A few related questions about Pinot ingesting data...
# troubleshooting
m
A few related questions about Pinot ingesting data from a Google Cloud Bucket. Background: We were able to read in ~3 years of data from our production system that Pinot stored in 9800 ".avro" files (each is about 400 MB, so about 4 TB in total). That adds up to 2.5 billion transactions, and we were interested in measuring how the system would perform with 100 billion transactions present. Over this 3-day weekend, I created 39 copies of the .avro files (each with a different multiple of 3 years of a time shift), so that all 39 copies had unique values for the timestamp (there is just one dimension column - that time stamp - for the table in question). Over the weekend, my loop created new (gzipped) avro files with a for each record, and uploaded the 39 * 9800 ".avro.gz" files into our Google Cloud bucket that minion processes ingest from. We're only seeing a very small number of error messages, and yet very little of the generated data is present.
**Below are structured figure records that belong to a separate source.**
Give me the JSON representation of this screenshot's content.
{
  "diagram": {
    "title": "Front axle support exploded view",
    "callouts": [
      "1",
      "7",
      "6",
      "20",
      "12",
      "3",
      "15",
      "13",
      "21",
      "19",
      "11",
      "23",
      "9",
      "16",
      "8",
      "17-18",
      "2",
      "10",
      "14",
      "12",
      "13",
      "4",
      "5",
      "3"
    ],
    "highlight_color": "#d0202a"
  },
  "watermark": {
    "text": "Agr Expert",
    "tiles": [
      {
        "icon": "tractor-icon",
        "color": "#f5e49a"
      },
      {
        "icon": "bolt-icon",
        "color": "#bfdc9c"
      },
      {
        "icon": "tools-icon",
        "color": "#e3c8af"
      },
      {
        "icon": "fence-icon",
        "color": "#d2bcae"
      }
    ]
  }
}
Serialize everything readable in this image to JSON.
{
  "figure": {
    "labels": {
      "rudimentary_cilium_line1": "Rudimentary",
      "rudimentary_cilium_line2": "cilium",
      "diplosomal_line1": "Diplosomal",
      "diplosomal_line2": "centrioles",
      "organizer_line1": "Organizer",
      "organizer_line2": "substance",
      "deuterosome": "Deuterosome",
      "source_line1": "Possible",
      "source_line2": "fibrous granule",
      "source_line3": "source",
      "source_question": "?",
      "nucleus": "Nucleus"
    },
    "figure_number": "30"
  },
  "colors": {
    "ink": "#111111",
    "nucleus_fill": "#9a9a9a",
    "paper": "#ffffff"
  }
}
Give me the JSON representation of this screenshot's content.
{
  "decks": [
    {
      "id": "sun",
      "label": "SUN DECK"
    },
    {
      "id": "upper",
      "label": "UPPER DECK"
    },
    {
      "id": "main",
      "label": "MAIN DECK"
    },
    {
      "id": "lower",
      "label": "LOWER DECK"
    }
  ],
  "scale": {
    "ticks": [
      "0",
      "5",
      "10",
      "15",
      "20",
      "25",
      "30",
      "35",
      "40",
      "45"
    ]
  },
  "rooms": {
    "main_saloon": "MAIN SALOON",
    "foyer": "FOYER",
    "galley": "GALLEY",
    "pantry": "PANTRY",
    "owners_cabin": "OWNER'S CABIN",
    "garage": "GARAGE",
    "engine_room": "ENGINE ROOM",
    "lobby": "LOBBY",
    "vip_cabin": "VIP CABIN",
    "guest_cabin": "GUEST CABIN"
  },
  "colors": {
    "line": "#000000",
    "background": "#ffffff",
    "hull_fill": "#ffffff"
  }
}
Pinot is only seeing ~4.4 billion transactions (not even one full copy, much less 39 full copies) and it's not clear how to track down how far along the ingestion process is moving along (inside of Pinot) -- is there a way to see a list of still-pending .avro files (i.e. Pinot has seen that a new file was uploaded, but it hasn't started to import the contents yet)? (It may just be that I just don't yet know where to look.)
1
h
just want to double check, the ingestion is finished, right? nothing in progress?
✔️ 1
One thing concerns me is the number of files, we have 400k files in total. The batch ingestion task list all files when it tries to generate tasks (before running those tasks). I am afraid that we cannot list them correctly (either partial result or time out)
We might need to improve the files listing logic to avoid this ^ problem if it's the root cause
One thing we might be able to try it to check if that ^ is the problem or not is to (1) split files into folders (say 39 folders, and each time, we only ingest one folder). (2) specify a folder to ingestion each time, instead of ingesting all the files at once (i.e., change
Copy code
"inputDirURI": "<gs://pinot-ingestion/transaction>",
to finer grainularity folders)
m
this is a good idea; I will consult with my teammates to see if this will work for us.